At lunchtime, McMullin gathered with a dozen-plus voters at Ruth’s Diner in Emigration Canyon, as reporters from French news agency AFP, Israeli newspaper Haaretz and British newspaper The Times huddled around them.

Over club sandwiches and salads, McMullin fielded questions about his values, his chances of deadlocking the electoral college and his plans after the election.

Later, at a brief news conference, McMullin said he was unruffled by state Rep. Jacob Anderegg, R-Lehi, announcing at the Trump rally he was pulling his endorsement in favor of the GOP nominee.

"'Going home' is not going to Donald Trump,” McMullin said. “It’s remaining committed to the foundational principles that made this country the most powerful and prosperous on Earth.”

He and his running mate, Mindy Finn, plan to spend the final week before the election focused on Utah.

“We have a really good shot of winning this state,” Finn said. “People in Utah rejected Hillary Clinton and Donald Trump in the primaries, so they are seeking a true conservative.”

David Bybee, 56, said the lunch meeting strengthened his intent to vote for McMullin. A longtime conservative, Bybee was “repulsed” by both major party candidates and saddened as he watched Trump become the Republican nominee.

“It’s not my party anymore, which is kind of sad,” he said.

The Kaysville resident was planning to sit out the election until he heard about McMullin.

“Now we have a place,” Bybee said.

***

About 100 supporters joined Johnson at the American International School of Utah, where the Libertarian candidate went hard after Clinton and Trump, saying both would lead dysfunctional presidencies.

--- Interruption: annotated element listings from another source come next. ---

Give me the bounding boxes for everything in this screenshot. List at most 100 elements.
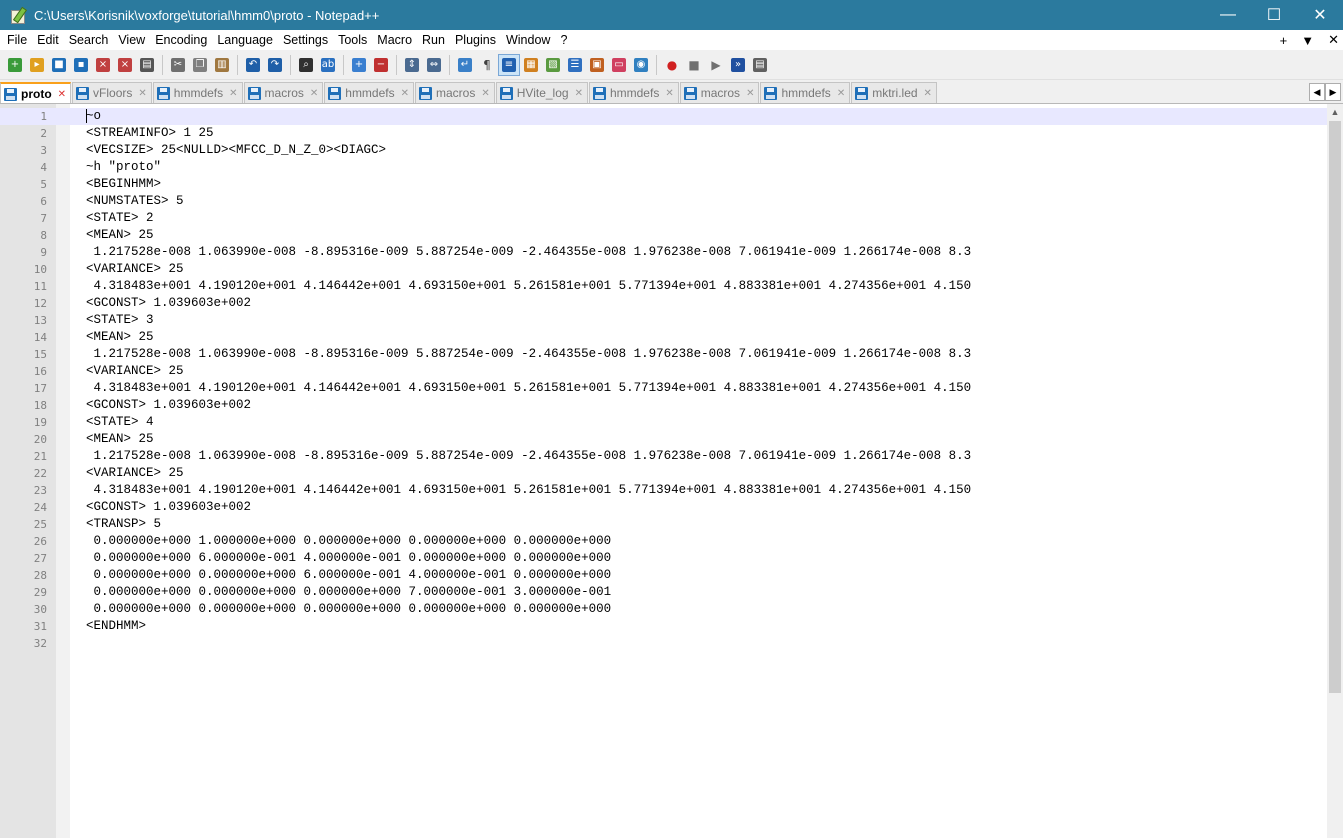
tab-macros[interactable]: macros ✕ xyxy=(243,82,324,103)
save-all-button[interactable]: ▪ xyxy=(71,55,91,75)
maximize-button[interactable]: ☐ xyxy=(1251,0,1297,30)
zoom-out-button[interactable]: − xyxy=(371,55,391,75)
tab-close-icon[interactable]: ✕ xyxy=(575,88,583,99)
minimize-button[interactable]: — xyxy=(1205,0,1251,30)
tab-proto[interactable]: proto ✕ xyxy=(0,82,72,103)
menu-language[interactable]: Language xyxy=(212,33,278,47)
menu-run[interactable]: Run xyxy=(417,33,450,47)
line-number: 2 xyxy=(40,127,47,140)
new-file-button[interactable]: + xyxy=(5,55,25,75)
folder-as-workspace-icon: ▣ xyxy=(590,57,604,72)
tab-hmmdefs[interactable]: hmmdefs ✕ xyxy=(760,82,851,103)
close-file-icon: × xyxy=(96,57,110,72)
close-doc-icon[interactable]: ✕ xyxy=(1328,32,1339,48)
tab-list-dropdown-icon[interactable]: ▼ xyxy=(1301,33,1314,48)
floppy-disk-icon xyxy=(419,86,433,100)
tab-close-icon[interactable]: ✕ xyxy=(481,88,489,99)
line-content: 1.217528e-008 1.063990e-008 -8.895316e-0… xyxy=(47,346,1327,363)
folder-as-workspace-button[interactable]: ▣ xyxy=(587,55,607,75)
line-content: <VARIANCE> 25 xyxy=(47,465,1327,482)
show-all-characters-button[interactable]: ¶ xyxy=(477,55,497,75)
toolbar-separator xyxy=(449,54,450,75)
udl-button[interactable]: ▦ xyxy=(521,55,541,75)
scroll-up-arrow-icon[interactable]: ▲ xyxy=(1327,104,1343,120)
save-macro-icon: ▤ xyxy=(753,57,767,72)
zoom-in-button[interactable]: + xyxy=(349,55,369,75)
tab-close-icon[interactable]: ✕ xyxy=(229,88,237,99)
menu-macro[interactable]: Macro xyxy=(372,33,417,47)
close-button[interactable]: ✕ xyxy=(1297,0,1343,30)
tab-hmmdefs[interactable]: hmmdefs ✕ xyxy=(324,82,415,103)
run-macro-multiple-button[interactable]: » xyxy=(728,55,748,75)
word-wrap-button[interactable]: ↵ xyxy=(455,55,475,75)
find-button[interactable]: ⌕ xyxy=(296,55,316,75)
menu-settings[interactable]: Settings xyxy=(278,33,333,47)
line-text: 4.318483e+001 4.190120e+001 4.146442e+00… xyxy=(86,483,972,497)
function-list-button[interactable]: ☰ xyxy=(565,55,585,75)
editor-line: 22 <VARIANCE> 25 xyxy=(0,465,1327,482)
menu-file[interactable]: File xyxy=(0,33,32,47)
tab-scroll-left-button[interactable]: ◀ xyxy=(1309,83,1325,101)
tab-scroll-right-button[interactable]: ▶ xyxy=(1325,83,1341,101)
tab-close-icon[interactable]: ✕ xyxy=(837,88,845,99)
word-wrap-icon: ↵ xyxy=(458,57,472,72)
sync-horizontal-button[interactable]: ⇔ xyxy=(424,55,444,75)
close-file-button[interactable]: × xyxy=(93,55,113,75)
indent-guide-button[interactable]: ≡ xyxy=(498,53,520,76)
line-number: 26 xyxy=(33,535,47,548)
playback-button[interactable]: ▶ xyxy=(706,55,726,75)
menu-tools[interactable]: Tools xyxy=(333,33,372,47)
line-text: ~o xyxy=(86,108,102,123)
line-text: <GCONST> 1.039603e+002 xyxy=(86,500,252,514)
scrollbar-thumb[interactable] xyxy=(1329,121,1341,693)
menu-plugins[interactable]: Plugins xyxy=(450,33,501,47)
undo-button[interactable]: ↶ xyxy=(243,55,263,75)
sync-vertical-button[interactable]: ⇕ xyxy=(402,55,422,75)
tab-close-icon[interactable]: ✕ xyxy=(924,88,932,99)
line-content: <MEAN> 25 xyxy=(47,227,1327,244)
new-tab-plus-icon[interactable]: + xyxy=(1280,33,1288,48)
menu-search[interactable]: Search xyxy=(64,33,114,47)
tab-mktri-led[interactable]: mktri.led ✕ xyxy=(851,82,937,103)
replace-button[interactable]: ab xyxy=(318,55,338,75)
tab-close-icon[interactable]: ✕ xyxy=(401,88,409,99)
tab-macros[interactable]: macros ✕ xyxy=(415,82,495,103)
redo-button[interactable]: ↷ xyxy=(265,55,285,75)
tab-close-icon[interactable]: ✕ xyxy=(665,88,673,99)
close-all-button[interactable]: × xyxy=(115,55,135,75)
tab-close-icon[interactable]: ✕ xyxy=(138,88,146,99)
paste-button[interactable]: ▥ xyxy=(212,55,232,75)
menu-view[interactable]: View xyxy=(113,33,150,47)
cut-button[interactable]: ✂ xyxy=(168,55,188,75)
menu-help[interactable]: ? xyxy=(555,33,572,47)
line-number: 23 xyxy=(33,484,47,497)
tab-close-icon[interactable]: ✕ xyxy=(746,88,754,99)
doc-map-button[interactable]: ▧ xyxy=(543,55,563,75)
tab-close-icon[interactable]: ✕ xyxy=(310,88,318,99)
print-button[interactable]: ▤ xyxy=(137,55,157,75)
tab-hmmdefs[interactable]: hmmdefs ✕ xyxy=(588,82,679,103)
copy-button[interactable]: ❐ xyxy=(190,55,210,75)
editor-line: 2 <STREAMINFO> 1 25 xyxy=(0,125,1327,142)
menu-window[interactable]: Window xyxy=(501,33,555,47)
tab-label: HVite_log xyxy=(516,86,569,100)
save-button[interactable]: ■ xyxy=(49,55,69,75)
editor[interactable]: 1 ~o 2 <STREAMINFO> 1 25 3 <VECSIZE> 25<NULLD… xyxy=(0,104,1343,838)
vertical-scrollbar[interactable]: ▲ xyxy=(1327,104,1343,838)
menu-edit[interactable]: Edit xyxy=(32,33,64,47)
stop-recording-button[interactable]: ■ xyxy=(684,55,704,75)
save-macro-button[interactable]: ▤ xyxy=(750,55,770,75)
open-file-button[interactable]: ▸ xyxy=(27,55,47,75)
record-macro-button[interactable]: ● xyxy=(662,55,682,75)
tab-hvite-log[interactable]: HVite_log ✕ xyxy=(495,82,588,103)
tab-close-icon[interactable]: ✕ xyxy=(58,89,66,100)
menu-encoding[interactable]: Encoding xyxy=(150,33,212,47)
line-text: 4.318483e+001 4.190120e+001 4.146442e+00… xyxy=(86,279,972,293)
tab-vfloors[interactable]: vFloors ✕ xyxy=(72,82,152,103)
tab-hmmdefs[interactable]: hmmdefs ✕ xyxy=(152,82,243,103)
editor-line: 29 0.000000e+000 0.000000e+000 0.000000e… xyxy=(0,584,1327,601)
tab-macros[interactable]: macros ✕ xyxy=(679,82,760,103)
line-text: 4.318483e+001 4.190120e+001 4.146442e+00… xyxy=(86,381,972,395)
eye-button[interactable]: ◉ xyxy=(631,55,651,75)
monitoring-button[interactable]: ▭ xyxy=(609,55,629,75)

"There's going to be talk of impeachment starting day one" if Clinton is elected, Johnson claimed, citing the FBI's review of additional emails potentially connected to her case that was resolved earlier this year without charges.

Johnson told his supporters that FBI Director James Comey wouldn't have alerted Congress about potentially pertinent emails in the case "unless there was something underlying all this."

He also referenced a civil case facing Trump in which a woman has sued the GOP nominee, claiming that he raped her when she was 13 years old and threatened her and her family with death if she reported the incident.

"He could be on trial for underage rape (while) taking the oath of office," Johnson told the crowd.

Trump is not facing criminal charges in connection with the lawsuit.

Johnson didn't address the candidacy of McMullin, who has surpassed him as the top third-party choice among Utah voters, according to several polls. However, he did return multiple times to his political experience as a two-term governor of New Mexico and reiterated that he's the only candidate outside of Trump and Clinton to be on the ballot in all 50 states.

Danielle Walker, of Lehi, began the night tentatively leaning toward voting for Trump. But she said Johnson's presentation swayed her.

"(He) made me feel like he was the right candidate. … What impressed me the most was that he wanted us to have all our own choices," she said.